The Republican-controlled Senate voted 22-13 along nearly straight party lines to pass the measure (Senate Bill 7014), sponsored by Sen. Danny Burgess, R-Zephyrhills.
The protections were approved during last year’s legislative session but are set to expire March 29 unless they are extended. They address lawsuits involving issues such as transmission of COVID-19 and treatment of people with COVID-19.
The bill would extend the protections until June 1, 2023.
Burgess said health care providers should not be “looking over their shoulder” and worrying about lawsuits as they care for patients and residents amid the pandemic.

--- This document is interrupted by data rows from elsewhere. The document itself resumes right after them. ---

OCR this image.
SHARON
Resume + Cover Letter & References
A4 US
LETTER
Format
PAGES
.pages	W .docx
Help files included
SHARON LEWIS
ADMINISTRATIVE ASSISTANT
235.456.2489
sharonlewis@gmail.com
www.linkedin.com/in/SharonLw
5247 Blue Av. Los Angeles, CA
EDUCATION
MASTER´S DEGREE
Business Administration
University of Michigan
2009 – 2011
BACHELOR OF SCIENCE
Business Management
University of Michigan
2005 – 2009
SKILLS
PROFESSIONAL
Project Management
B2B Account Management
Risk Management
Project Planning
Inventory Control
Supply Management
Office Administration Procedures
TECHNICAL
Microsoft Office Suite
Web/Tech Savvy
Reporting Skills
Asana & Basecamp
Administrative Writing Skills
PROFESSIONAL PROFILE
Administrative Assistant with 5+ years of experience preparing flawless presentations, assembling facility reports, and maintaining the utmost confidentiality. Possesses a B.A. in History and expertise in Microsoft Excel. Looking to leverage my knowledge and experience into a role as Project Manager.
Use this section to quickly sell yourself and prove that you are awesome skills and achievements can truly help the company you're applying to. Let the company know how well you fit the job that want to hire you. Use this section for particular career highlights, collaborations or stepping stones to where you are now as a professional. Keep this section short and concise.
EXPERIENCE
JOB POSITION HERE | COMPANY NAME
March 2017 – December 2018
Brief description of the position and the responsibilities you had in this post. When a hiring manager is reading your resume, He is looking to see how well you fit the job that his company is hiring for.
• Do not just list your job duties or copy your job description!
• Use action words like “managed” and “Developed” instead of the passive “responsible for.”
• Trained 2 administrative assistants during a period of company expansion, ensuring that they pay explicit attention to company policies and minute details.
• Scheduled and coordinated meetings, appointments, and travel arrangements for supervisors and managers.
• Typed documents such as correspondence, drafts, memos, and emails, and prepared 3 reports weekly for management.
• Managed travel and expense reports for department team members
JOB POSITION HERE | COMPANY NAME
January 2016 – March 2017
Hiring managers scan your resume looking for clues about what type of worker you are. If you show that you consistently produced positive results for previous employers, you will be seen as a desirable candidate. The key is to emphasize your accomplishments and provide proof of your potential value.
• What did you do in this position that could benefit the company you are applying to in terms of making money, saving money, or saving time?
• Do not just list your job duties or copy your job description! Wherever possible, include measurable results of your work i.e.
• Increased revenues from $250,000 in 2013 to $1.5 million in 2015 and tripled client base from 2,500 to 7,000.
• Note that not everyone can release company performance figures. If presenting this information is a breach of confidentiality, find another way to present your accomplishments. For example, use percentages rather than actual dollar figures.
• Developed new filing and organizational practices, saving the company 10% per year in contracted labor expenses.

But Sen. Gary Farmer, D-Lighthouse Point, said lawmakers shouldn’t provide immunity from lawsuits to health care providers. “Our parents, grandparents and loved ones deserve better than that,” Farmer said.
Under the law passed last year, health care providers can still face COVID-19 lawsuits. But the legal protections, for example, require a higher standard of proof for plaintiffs. In such cases, plaintiffs have to prove “by the greater weight of the evidence that the health care provider was grossly negligent or engaged in intentional misconduct.”
Sen. Linda Stewart, D-Orlando, was the only Democrat who crossed party lines to vote for the bill. An identical House bill (House Bill 7021) started moving forward last week and needs to be approved by the Judiciary Committee before it would be ready to go to the full House.